To The Lincoln County Folks,
After losing my place due to the Yarnell Fire aftermath, we have helped hundreds in their hopes to rebuild in Yarnell.
My hiking partner and caregiver, Joy A. Collura, and I have been hiking with a lot of authors, media, reporters, journalists, retired smokejumpers/firefighters, investigators, and more since June 30, 2013. We have been on the Weather Channel and other stations and newspapers/magazines in regards to how we survived that fire and why and how 19 men did not. We have helped by sharing our photos with courtesy credit given to Joy A. Collura to properly assess that wildfire. Or you can google Yarnell Hikers to see who we are.
I needed a break from the depression laid upon Yarnell and its folks who faced loss(es).
Joy is very much tied to her small town community of Congress and its surrounding areas; she is not your Congress woman but County-oriented kid.
She cares about the people, and helps on assessing the damage, as well as the off-the-grid folks and street living folks. She did not want a break. We disagreed on topic, as I am in search for land in the state I was born; Fallon, Nev.
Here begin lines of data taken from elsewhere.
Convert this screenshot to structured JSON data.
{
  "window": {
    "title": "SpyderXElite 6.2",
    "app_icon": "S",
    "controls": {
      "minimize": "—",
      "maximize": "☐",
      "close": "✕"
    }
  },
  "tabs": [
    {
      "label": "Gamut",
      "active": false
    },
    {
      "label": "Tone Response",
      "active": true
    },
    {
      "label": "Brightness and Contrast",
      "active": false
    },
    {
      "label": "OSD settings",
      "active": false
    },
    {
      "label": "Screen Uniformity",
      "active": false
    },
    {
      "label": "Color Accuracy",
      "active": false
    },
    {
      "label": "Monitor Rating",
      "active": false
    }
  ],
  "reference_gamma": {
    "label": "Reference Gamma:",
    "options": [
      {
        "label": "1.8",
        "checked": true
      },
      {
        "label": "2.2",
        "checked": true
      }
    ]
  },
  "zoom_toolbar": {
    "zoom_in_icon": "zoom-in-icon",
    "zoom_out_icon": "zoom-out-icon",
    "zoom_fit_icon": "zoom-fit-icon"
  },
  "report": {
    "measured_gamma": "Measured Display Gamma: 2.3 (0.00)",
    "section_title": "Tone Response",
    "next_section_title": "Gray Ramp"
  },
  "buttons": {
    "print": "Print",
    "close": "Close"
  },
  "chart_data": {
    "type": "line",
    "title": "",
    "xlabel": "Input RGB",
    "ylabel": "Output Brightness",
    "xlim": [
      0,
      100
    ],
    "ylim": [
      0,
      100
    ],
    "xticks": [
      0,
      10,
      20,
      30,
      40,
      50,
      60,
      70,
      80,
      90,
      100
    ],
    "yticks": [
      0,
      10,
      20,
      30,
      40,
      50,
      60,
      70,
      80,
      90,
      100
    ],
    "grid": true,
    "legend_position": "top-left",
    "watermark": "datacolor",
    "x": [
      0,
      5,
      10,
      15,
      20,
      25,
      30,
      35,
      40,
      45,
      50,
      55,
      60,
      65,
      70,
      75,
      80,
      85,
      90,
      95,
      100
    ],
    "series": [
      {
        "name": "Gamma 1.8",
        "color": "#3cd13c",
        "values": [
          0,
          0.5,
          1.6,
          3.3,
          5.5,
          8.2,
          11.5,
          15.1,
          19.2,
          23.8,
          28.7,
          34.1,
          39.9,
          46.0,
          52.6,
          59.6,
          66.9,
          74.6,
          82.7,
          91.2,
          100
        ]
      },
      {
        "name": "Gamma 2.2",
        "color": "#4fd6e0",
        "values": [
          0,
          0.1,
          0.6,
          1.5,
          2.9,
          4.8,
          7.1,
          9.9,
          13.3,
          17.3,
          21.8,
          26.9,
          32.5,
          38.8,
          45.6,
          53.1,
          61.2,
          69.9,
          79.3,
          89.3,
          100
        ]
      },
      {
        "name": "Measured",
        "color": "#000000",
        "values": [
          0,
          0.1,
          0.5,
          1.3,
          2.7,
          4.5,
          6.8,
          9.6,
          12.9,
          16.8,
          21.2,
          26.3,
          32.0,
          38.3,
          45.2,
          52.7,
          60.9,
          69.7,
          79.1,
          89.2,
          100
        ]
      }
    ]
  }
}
We agreed to go North of the Grand Canyon for the summer months for our hikes. We headed out and I had three blow outs on my tires on highway 15 so my friend Matt Monzillo stated we could stay at his cabin at Navajo Lake in Utah.
The altitude was affecting us both. At the Cedar City Walmart, a woman shared to us to try a better elevation and her home place has hot springs: Panaca. She said just go down Highway 56 and you will run right into it. Well, we did a few hours later and ran out of gas.
I put some gas from the jeep into the truck and we landed in the hot springs of Panaca. While soaking in the water, the most amazing community of folks greeted us and shared the points of interests to this county. Since it was approaching the holiday [Memorial Day] weekend and many were loading up in the parking lot of the hot springs, I decided to show Joy my old stomping grounds and headed south to Caliente. Once we arrived, I ran out of gas and we gathered $10.22 in change and my remaining $3 and got gas, ready to leave town and head to my old mining spots. As Joy counted the change to pay, a man threw four dollars on top of her change. Joy, with her brain tumors, was lethargic that night and she insisted on sleeping over. Many mentioned parks and places to sleep but Joy pointed to across the BLM field office as a pull off so she can rest. We did. The next day we walked the town of Caliente. We met a very nice man, the local librarian, as he gave us much education to the town and its activities. I saw produce next to the library. I inquired with our last 60 cents to buy a honeydew melon and Shirley, assisting Three Squares, gave us cantaloupe, tomatoes, cucumbers, ginger snaps, milk, yogurt drinks, and carrots. That was a much needed blessing. Shirley even educated us further that meals were at the senior center Monday through Friday at 11:30 a.m. She really went out of her way to share food sources to us. We cannot tell you how well appreciated all this kindness means to us. The senior center folks were top notch. Joy even asked 2 local sheriffs if where we parked was okay until I got paid on the 30th and they stated yes. Local mechanics John and Griffith gave us 20 to 30 percent tread left tires for free and that helps until we can get to a place that sells tires at a fair price.
Yet the most amazing thing was on Memorial Day when we walked and tried to find the festivities we could not locate them. The heat got us to drive to the train depot which was locked but the picnic table area was well shaded and we got out of the heat that way. On the way out, my jeep ran out of gas and in seconds a woman came out of her home and got her husband and returned quickly with five gallons of gas and she said it was a gift. We want to pay her back Friday. We feel her gift was coming out quick and the gas funds need to be returned. Our thanks is to the county: with such a fine top notch community, you really make it difficult for an old miner, who was heading to take Joy to areas I mined and where I was born, but now you have me online looking for land in this area. I just have to take the time out and tell you, the paper, what a fine county you all are.
Thank you to everyone who has assisted the survivors of the Yarnell Hill Fire. We appreciate you. We are here until at least Friday in Caliente. After that I want to take Joy to the Rachel/Alamo/Hiko areas.
Huge Thank You To You All-
Tex (Sonny) Harold Eldon Gilligan and his desert walker Joy A.
Thank You UNR,
The Nevada Cooperative Extension Service from UNR came to Pioche to present their Living With Fire program. Presenting their statewide theme and information were Ed Smith, Sonya Sistare, and Taryn Holland. Dinner was provided by the Lincoln County Fire District board and Tillie?s. Pioche Volunteer Fire Department and Ed Wright prepared the meal, with several people donating desserts.
Nevada Division of Forestry, National Forest Service, Bureau of Land Management, Pioche Fire, and Panaca Fire had equipment and personnel on hand to answer questions and showcase local fire apparatus.
Thank you to all of the people that volunteered their time and items to make this evening a success. The Lincoln County School Board, Mrs. Teel, Trista Boyce and Austin Cole.?
?Prepare your homes and lots for a safe fire season.? Have a plan and be prepared.